Tout le système des explications données par M. Rosetti, repose sur une suite d'événements historiques généralement bien avérés, mais auxquels il est parvenu à reconnaître une tendance simultanée vers un but unique, et pour un objet bien déterminé. Son point de départ est le projet qu'avait formé Frédéric II, yers 1198, de constituer les divers États de l'Europe en monarchie universelle, dont l'empereur serait le chef. Cette idée, qui séduisit tous les esprits distingués de ce temps, avait évidemment pour objet, chez ceux qui l'adoptèrent, de les soustraire à la puissance envahissante du SaintSiége, qui, sous prétexte de régler tout spirituellement au nom des apôtres, était parvenu à un pouvoir temporel si redoutable, que les souverains du monde en furent alarmés. Ce fait est positif et avéré. C'était la suite des querelles du sacerdoce avec l'empire, commencées sous le pontificat de Grégoire VII, et ce qui se reproduisit encore jusqu'à Philippe-le-Bel, lors de ses démêlés avec le pape Boniface VIII. Il est donc impossible de nier que de la part de plusieurs princes régnants et de celle des empereurs en particulier, il n'y ait eu volonté constante de rabaisser, de diminuer au moins le pouvoir temporel des Papes.

Le caractère personnel de l'empereur Frédéric II, ses entreprises furibondes contre le Saint-Siége, les nombreuses excommunications dont il fut frappé, sa vie licencieuse et, dit-on même, impie, ont sans doute

puissamment contribué à faire penser que ce prince, en attaquant si fréquemment les papes, ne bornait pas ses prétentions à abaisser leurs forces temporelles, mais qu'il avait même résolu de provoquer une réforme radicale dans la discipline du clergé et peut-être même dans la doctrine chrétienne.

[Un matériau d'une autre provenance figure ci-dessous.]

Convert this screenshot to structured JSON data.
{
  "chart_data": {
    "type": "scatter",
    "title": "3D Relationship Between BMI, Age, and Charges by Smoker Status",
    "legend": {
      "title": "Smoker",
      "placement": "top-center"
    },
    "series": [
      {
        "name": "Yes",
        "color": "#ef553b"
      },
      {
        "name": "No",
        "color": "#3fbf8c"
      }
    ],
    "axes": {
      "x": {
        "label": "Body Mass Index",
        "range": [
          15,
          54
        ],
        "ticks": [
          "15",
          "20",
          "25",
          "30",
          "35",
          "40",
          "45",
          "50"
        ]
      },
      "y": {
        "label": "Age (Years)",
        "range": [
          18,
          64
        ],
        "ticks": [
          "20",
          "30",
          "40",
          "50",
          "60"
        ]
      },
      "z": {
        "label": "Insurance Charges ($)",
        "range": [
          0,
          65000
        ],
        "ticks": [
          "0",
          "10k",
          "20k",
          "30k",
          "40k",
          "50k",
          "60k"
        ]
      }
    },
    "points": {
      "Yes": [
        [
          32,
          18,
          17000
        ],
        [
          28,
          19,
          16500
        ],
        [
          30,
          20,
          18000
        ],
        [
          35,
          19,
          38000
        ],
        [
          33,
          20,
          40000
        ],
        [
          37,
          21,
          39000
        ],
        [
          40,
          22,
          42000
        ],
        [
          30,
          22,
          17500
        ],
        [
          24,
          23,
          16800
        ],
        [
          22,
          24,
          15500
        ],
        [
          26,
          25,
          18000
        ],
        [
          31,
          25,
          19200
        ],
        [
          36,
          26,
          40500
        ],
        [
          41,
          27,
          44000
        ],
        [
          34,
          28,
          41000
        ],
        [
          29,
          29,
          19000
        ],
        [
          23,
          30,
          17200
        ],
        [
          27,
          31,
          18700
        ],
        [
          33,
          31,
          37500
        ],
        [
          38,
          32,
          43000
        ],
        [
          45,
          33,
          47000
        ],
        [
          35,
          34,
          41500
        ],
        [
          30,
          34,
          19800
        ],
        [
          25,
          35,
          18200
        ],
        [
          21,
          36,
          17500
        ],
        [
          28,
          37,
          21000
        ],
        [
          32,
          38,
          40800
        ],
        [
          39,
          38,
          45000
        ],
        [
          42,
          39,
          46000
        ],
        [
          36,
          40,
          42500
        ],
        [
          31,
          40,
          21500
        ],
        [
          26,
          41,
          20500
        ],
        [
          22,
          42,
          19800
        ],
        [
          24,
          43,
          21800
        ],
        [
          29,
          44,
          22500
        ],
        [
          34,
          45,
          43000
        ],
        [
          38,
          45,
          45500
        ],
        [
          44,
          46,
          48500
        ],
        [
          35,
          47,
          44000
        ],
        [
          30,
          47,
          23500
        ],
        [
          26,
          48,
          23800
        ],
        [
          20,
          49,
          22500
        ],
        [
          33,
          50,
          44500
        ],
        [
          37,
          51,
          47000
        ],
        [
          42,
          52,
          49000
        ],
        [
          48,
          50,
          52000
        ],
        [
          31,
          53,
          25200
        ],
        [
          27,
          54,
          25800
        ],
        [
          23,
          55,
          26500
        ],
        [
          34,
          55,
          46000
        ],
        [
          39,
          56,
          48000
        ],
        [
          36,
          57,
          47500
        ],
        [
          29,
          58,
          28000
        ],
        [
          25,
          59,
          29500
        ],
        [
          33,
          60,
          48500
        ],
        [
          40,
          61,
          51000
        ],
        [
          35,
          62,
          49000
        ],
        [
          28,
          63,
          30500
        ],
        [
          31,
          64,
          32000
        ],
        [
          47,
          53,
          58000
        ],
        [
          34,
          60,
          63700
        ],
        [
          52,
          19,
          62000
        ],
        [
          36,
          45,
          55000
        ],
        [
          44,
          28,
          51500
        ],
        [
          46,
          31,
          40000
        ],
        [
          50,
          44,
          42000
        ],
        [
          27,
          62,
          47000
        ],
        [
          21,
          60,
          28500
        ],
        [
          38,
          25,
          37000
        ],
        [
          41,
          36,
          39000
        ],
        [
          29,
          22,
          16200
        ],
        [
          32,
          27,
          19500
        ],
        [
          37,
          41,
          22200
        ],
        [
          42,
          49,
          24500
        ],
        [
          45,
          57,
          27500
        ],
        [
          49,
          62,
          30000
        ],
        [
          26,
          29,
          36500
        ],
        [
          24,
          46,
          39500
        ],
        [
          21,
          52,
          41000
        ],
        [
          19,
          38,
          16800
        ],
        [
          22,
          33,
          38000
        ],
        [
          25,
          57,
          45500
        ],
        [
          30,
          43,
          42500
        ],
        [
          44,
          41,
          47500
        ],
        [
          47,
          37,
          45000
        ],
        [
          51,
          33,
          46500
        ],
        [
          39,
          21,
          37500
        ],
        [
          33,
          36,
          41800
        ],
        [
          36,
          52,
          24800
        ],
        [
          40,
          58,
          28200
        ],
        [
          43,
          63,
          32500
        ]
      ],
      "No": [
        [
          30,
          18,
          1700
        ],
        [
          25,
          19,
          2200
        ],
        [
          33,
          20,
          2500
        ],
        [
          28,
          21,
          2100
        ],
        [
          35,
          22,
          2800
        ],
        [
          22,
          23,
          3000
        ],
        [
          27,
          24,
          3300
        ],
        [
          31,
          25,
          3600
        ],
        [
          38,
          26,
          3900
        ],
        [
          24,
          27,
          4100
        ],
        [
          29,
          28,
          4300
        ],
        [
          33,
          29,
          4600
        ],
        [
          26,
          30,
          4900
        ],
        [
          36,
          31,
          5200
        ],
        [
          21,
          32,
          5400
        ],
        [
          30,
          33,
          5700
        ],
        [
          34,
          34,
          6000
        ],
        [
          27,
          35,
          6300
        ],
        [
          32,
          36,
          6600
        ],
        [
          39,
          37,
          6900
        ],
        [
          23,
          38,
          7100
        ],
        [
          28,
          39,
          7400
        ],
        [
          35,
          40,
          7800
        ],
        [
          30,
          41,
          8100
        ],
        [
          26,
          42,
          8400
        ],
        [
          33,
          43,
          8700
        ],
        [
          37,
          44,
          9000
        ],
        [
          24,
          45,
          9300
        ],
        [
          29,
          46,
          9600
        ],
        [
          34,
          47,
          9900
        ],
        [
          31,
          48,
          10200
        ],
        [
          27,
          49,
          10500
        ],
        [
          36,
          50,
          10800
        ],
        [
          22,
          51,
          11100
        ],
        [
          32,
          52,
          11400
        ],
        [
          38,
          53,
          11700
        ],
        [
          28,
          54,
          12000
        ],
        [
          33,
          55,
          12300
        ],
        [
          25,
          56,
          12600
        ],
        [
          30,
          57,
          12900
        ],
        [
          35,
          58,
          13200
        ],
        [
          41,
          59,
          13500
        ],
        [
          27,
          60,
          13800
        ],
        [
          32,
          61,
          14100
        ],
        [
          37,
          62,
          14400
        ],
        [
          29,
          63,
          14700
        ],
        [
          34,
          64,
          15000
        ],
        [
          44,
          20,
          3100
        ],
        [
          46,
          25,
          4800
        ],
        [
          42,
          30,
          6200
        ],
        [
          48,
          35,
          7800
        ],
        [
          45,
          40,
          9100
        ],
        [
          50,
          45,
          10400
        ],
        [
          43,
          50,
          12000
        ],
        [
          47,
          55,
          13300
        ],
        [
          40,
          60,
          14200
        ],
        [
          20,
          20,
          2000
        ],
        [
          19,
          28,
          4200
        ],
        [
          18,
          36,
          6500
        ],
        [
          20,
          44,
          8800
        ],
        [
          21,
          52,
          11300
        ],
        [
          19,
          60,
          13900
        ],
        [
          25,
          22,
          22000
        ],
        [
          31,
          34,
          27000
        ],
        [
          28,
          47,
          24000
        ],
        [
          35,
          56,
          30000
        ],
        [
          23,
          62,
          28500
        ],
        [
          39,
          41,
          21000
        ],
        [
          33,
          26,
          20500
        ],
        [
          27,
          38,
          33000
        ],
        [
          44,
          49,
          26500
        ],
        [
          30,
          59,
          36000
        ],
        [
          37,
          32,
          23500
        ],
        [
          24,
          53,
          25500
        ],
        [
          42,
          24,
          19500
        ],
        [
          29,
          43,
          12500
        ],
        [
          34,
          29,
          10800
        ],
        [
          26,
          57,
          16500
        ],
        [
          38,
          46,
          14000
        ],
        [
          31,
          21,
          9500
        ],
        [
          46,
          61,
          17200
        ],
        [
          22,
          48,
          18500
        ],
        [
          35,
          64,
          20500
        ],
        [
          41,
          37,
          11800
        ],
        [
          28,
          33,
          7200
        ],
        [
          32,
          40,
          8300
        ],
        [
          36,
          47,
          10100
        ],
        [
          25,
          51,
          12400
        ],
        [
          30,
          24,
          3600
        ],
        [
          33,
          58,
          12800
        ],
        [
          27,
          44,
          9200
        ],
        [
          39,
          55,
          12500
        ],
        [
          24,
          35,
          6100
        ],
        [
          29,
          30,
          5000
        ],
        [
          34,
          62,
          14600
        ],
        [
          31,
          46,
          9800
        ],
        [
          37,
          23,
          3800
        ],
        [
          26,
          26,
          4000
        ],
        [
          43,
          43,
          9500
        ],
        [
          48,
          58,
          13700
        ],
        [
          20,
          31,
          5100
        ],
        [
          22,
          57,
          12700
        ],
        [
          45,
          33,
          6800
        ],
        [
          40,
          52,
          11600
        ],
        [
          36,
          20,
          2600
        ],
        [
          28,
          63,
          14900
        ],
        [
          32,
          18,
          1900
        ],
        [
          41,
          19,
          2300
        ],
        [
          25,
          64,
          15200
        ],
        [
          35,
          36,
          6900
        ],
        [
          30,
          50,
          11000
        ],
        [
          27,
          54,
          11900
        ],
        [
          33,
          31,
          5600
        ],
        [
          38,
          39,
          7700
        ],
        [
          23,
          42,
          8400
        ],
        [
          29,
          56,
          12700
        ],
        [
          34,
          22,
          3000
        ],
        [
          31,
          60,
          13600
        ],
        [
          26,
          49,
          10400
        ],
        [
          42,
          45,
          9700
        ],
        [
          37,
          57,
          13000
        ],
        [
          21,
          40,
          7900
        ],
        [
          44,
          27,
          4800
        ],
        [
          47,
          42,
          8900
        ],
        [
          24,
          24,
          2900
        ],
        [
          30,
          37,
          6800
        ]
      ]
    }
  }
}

M. Rosetti, d'après ces données, suppose donc que Frédéric II, dans l'intérêt de l'établissement de la monarchie impériale, et pour réunir à cet intérêt le plus de fidèles qu'il serait possible, a institué une espèce de société secrète ayant son mot d'ordre, son jargon, au moyen desquels tous ceux qui se rattachaient successivement à la cause impériale pour détruire la puissance papale, pouvaient s'entendre, communiquer et agir secrètement dans tous les États de l'Europe. Cette société secrète, cette secte, selon M. Rosetti, n'est autre que le parti anti-papiste, bien connu dans l'histoire des Gibelins, dont les fureurs, ainsi que celles de leurs antagonistes les Guelfes, ont ensanglanté l'Italie pendant plus de deux siècles; et, comme nous venons de le voir, les Chansons, les Sonnets, les poèmes et les romans même ne sont que des espèces de pamphlets politiques que l'on faisait circuler dans le monde, pour répandre peu à peu, et sous le voile des allégories, la doctrine monarchique impériale.

La clé donnée pour expliquer ainsi le sens de la nouvelle d'Urbano de Boccace, justifie en général l'opinion de M. Rosetti; et pour faciliter à ceux qui se livrent à la lecture des poêsies dantesques, les moyens de mettre le système du nouveau commentateur à l'épreuve, j'indiquerai encore quelques-unes des explications qu'il

donne pour faire pénétrer le sens habituellement énigmatique, de la poésie Gibeline.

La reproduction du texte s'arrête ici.